Traffic officer says data supports 45 mph speed

Staff Writer

Traffic officer says data
supports 45 mph speed
Staff Writer

HOWELL — A two-week concentration of police enforcement on Arnold Boulevard continues to support the present speed limit of 45 mph.

Howell traffic safety officer Patrolman Matthew Bishop told the Tri-Town News that since Nov. 19, an officer has been stationed on Arnold Boulevard between 6-9 a.m. and 4-7 p.m. He said that detail was a dedicated patrol, meaning the assigned officer would only have left his position in order to answer an emergency call.

As of press time Tuesday, Bishop said an average speed of 43 mph was observed by the assigned officers who have issued three speeding tickets to motorists during the past two weeks. Back in the spring, Bishop said, the same beefed up enforce­ment was done on Arnold Boulevard for a total of 19 hours and at that time only three speeding tickets were issued.

The extra police presence both times came in response to a group of Arnold Boulevard residents who have been en­gaged in an ongoing attempt to get the Township Council to lower the speed limit to 25 mph.

Bishop said several traffic studies al­ready conducted by the Howell Police Department do not support lowering the speed limit any further.

The first traffic study was done in October 1997 when the speed limit on Arnold Boulevard was 50 mph.
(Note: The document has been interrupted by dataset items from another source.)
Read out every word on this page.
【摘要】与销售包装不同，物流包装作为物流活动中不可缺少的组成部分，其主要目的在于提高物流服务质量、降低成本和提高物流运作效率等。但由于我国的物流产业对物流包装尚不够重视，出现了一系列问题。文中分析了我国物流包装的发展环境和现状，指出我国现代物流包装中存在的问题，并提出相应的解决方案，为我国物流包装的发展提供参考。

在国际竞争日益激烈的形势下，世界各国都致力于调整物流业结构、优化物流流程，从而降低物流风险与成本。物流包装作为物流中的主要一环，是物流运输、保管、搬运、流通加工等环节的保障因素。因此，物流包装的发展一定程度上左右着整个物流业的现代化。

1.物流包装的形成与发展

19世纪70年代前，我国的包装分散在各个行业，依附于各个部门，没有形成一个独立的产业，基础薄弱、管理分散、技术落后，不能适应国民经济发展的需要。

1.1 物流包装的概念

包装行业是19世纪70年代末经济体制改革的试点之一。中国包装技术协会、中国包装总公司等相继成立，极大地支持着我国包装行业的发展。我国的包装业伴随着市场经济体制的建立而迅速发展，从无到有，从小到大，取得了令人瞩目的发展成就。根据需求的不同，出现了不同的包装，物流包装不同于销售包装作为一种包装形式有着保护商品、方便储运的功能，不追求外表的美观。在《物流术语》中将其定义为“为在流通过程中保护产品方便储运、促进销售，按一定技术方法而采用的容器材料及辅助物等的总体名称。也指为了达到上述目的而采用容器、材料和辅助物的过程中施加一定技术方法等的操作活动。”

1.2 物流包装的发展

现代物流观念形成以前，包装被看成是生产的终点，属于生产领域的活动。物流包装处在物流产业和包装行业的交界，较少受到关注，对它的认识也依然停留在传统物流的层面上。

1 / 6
That is the speed for which the road was de­signed, Bishop said.

Following several more resident com­plaints, studies were again done in January 2000 and May 2001. Bishop said the state Department of Transportation lowered the speed limit from 50 mph to 45 mph in September 2001.
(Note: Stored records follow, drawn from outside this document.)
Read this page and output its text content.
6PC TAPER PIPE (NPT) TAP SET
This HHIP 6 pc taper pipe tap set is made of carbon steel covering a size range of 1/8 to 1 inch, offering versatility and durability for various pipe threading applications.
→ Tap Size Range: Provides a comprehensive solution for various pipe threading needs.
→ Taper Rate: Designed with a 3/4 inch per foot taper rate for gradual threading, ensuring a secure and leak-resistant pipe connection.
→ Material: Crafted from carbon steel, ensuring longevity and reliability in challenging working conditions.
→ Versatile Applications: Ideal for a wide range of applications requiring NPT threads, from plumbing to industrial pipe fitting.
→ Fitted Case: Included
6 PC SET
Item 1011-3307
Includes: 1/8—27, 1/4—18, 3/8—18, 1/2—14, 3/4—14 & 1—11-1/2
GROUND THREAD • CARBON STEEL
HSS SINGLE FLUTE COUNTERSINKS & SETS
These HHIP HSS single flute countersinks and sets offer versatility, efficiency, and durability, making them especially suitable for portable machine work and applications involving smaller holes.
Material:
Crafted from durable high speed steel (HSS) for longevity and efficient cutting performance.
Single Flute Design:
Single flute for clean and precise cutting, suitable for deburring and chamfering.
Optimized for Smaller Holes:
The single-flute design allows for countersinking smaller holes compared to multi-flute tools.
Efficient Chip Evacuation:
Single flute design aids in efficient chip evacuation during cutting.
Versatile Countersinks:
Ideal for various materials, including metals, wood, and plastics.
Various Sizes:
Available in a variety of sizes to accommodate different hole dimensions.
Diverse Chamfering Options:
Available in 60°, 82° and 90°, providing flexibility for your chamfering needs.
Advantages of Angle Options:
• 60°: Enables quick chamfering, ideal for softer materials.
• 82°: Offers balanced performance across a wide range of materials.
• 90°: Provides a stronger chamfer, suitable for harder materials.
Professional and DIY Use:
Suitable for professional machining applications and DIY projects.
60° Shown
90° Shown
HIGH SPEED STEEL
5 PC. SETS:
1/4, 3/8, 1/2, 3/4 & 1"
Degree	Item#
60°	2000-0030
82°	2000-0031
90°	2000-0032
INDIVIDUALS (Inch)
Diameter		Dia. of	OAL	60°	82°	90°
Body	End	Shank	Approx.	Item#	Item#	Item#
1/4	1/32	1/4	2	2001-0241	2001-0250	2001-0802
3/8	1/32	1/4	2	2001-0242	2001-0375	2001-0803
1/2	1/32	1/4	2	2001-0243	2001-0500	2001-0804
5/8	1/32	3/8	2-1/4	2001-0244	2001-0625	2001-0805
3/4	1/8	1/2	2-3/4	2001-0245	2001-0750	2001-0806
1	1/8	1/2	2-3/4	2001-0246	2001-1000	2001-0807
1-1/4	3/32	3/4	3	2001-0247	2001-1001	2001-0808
In April another speed study was done and still another was ordered by the council more recently and is being con­ducted along with the special police pres­ence that has been concentrated on Arnold Boulevard since Nov. 19.

According to Bishop’s data compiled from the four previous traffic studies done by the department, the median speed of 85 percent of the motorists trav­eling on Arnold Boulevard is between 50 and 53 mph. The officer explained that the 85th percentile is the formula used for determining an appropriate road speed.

Bishop noted that a separate traffic study done by township planner Michael Vena also supported maintaining the speed limit at 45 mph.

He noted that the April study was conducted during a time when there were a lot of construction vehicles traveling back and forth on Arnold Boulevard.

Bishop said a traffic counter showed that on one particular day there were 2,337 cars on Arnold Boulevard and only 293 of those had exceeded the speed limit by between 5 and 15 mph. In other words, he said, 88 percent of the vehicles were traveling at 49 mph or less, again sup­porting the accepted formula for deter­mining the road’s correct speed.

In response to the ongoing complaints of residents who maintain that the pre­sent 45 mph speed limit makes the road unsafe for children who are boarding and exiting school buses, Vena proposed traf­fic safety devices which included speed humps and line drawings that create an optical illusion that would theoretically cause drivers to slow their speed. The cost for these safety devices has been es­timated by Vena to be between $60,000 and $120,000.

However, Bishop said those two pro­posed safety measures are inappropriate for Arnold Boulevard. He said the road design for Arnold Boulevard would not support the placement of speed humps. He noted that the speed humps are not allowed to be placed on a road where the speed limit is more than 30 mph.

As for lane shifting illusions, Bishop said they are an expensive measure not supported by the accident history along Arnold Boulevard. According to Bishop, there have been three accidents on Arnold Boulevard in the past five years. He said two of those accidents were caused by cars being rear-ended at stop signs at both ends of the road and the third accident was caused by a deer.

"A change in the geometry of the road will likely increase the number of crashes on Arnold Boulevard. It will create prob­lems, not solve them," he said.

Bishop said a perfect example of an "unreasonably lowered speed limit" is Newtons Corner Road, where the speed limit varies between 25 mph and 45 mph on a road which, again, he said, was de­signed for 50 mph traffic. Bishop said he estimates that about 1,300 vehicles a day violate the speed limit zones on Newtons Corner Road de­spite good signs and heavy police en­forcement.